Lets make a column for when the rate changes occur, and then we can merge it with the statements based on date.

# Extract statements and filter for 2008-2026 coverage
statements_panel = (
    df[df['Type'] == 'Statement']
    .copy()
    .sort_values('Date')
    .reset_index(drop=True)
 )

statements_panel = statements_panel[
    (statements_panel['Date'] >= pd.Timestamp('2008-12-15'))
    & (statements_panel['Date'] <= pd.Timestamp('2026-12-31'))
].reset_index(drop=True)

preview_cols = ['Date', 'Type']
if 'Title' in statements_panel.columns:
    preview_cols.insert(1, 'Title')

print(
    f"Statements available: {len(statements_panel)}"
    f" ({statements_panel['Date'].min().date()} to {statements_panel['Date'].max().date()})"
 )
statements_panel.head()
Statements available: 142 (2008-12-16 to 2026-01-28)
Loading...


# Clean dates
statements_panel["Date"] = pd.to_datetime(statements_panel["Date"])
df_rate["Date"] = pd.to_datetime(df_rate["Date"])

# Keep only the rate history columns you need
fed_target_history = (
    df_rate[["Date", "DFEDTARL"]]
    .dropna()
    .sort_values("Date")
    .reset_index(drop=True)
)

# Match each statement to the most recent available target rate
statements_with_rate = pd.merge_asof(
    statements_panel.sort_values("Date"),
    fed_target_history,
    on="Date",
    direction="backward"
)

# Compute meeting-to-meeting policy change
statements_with_rate["delta"] = statements_with_rate["DFEDTARL"].diff()

# Label the policy move
statements_with_rate["Decision"] = statements_with_rate["delta"].apply(
    lambda x: "Raise" if x > 0 else ("Lower" if x < 0 else "Hold")
)

# First meeting has no previous meeting for comparison
statements_with_rate.loc[statements_with_rate["delta"].isna(), "Decision"] = None

statements_with_rate.head()
Loading...
statements_with_rate = statements_with_rate.dropna(subset=["DFEDTARL","delta"]).reset_index(drop=True)
statements_with_rate
Loading...
statement_policy_panel = statements_with_rate
print(
    f"✓ Matched {len(statement_policy_panel)} statements to target rates "
    f"({statement_policy_panel['Date'].min().date()} - {statement_policy_panel['Date'].max().date()})"
 )
print("Decision distribution:")
print(statement_policy_panel['Decision'].value_counts())

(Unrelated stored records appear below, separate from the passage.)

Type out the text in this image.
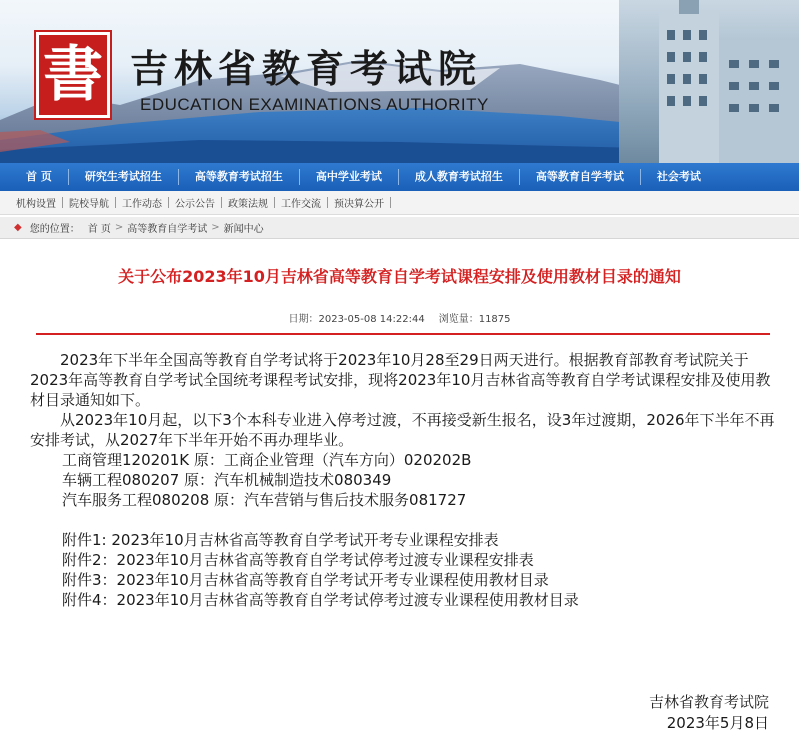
書 吉林省教育考试院
EDUCATION EXAMINATIONS AUTHORITY
首 页	研究生考试招生	高等教育考试招生	高中学业考试	成人教育考试招生	高等教育自学考试	社会考试
机构设置	院校导航	工作动态	公示公告	政策法规	工作交流	预决算公开
◆ 您的位置： 首 页 > 高等教育自学考试 > 新闻中心
关于公布2023年10月吉林省高等教育自学考试课程安排及使用教材目录的通知
日期：2023-05-08 14:22:44 浏览量：11875

2023年下半年全国高等教育自学考试将于2023年10月28至29日两天进行。根据教育部教育考试院关于2023年高等教育自学考试全国统考课程考试安排，现将2023年10月吉林省高等教育自学考试课程安排及使用教材目录通知如下。

从2023年10月起，以下3个本科专业进入停考过渡，不再接受新生报名，设3年过渡期，2026年下半年不再安排考试，从2027年下半年开始不再办理毕业。

工商管理120201K 原：工商企业管理（汽车方向）020202B

车辆工程080207 原：汽车机械制造技术080349

汽车服务工程080208 原：汽车营销与售后技术服务081727

附件1: 2023年10月吉林省高等教育自学考试开考专业课程安排表

附件2：2023年10月吉林省高等教育自学考试停考过渡专业课程安排表

附件3：2023年10月吉林省高等教育自学考试开考专业课程使用教材目录

附件4：2023年10月吉林省高等教育自学考试停考过渡专业课程使用教材目录

吉林省教育考试院
2023年5月8日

fig, ax = plt.subplots(figsize=(14, 5))
yearly = statement_policy_panel.groupby(
    [statement_policy_panel['Date'].dt.year, 'Decision']
).size().unstack(fill_value=0)

yearly.plot(kind='bar', stacked=True, ax=ax, color=['#C1666B', '#48A9A6', '#4357AD'])
ax.set_xlabel('Year', fontsize=11)
ax.set_ylabel('Number of Meetings', fontsize=11)
ax.set_title('FOMC Policy Decisions (2008-2026)', fontsize=13, fontweight='bold')
ax.legend(title='Decision')
ax.grid(axis='y', alpha=0.3)
plt.xticks(rotation=0)
plt.tight_layout()
plt.show()
✓ Matched 141 statements to target rates (2009-01-28 - 2026-01-28)
Decision distribution:
Decision
Hold     110
Raise     20
Lower     11
Name: count, dtype: int64
<Figure size 1400x500 with 1 Axes>
# write panel to csv for later use
statement_policy_panel.to_csv("fomc_statement_policy_panel.csv", index=False)
print("✓ Statement-policy panel saved to 'fomc_statement_policy_panel.csv'")
✓ Statement-policy panel saved to 'fomc_statement_policy_panel.csv'

Summary: We have complete ground truth labels for 141 FOMC meetings (2009-2026), covering the full tightening cycle (2022-2023) and subsequent holds and cuts (2024-2025).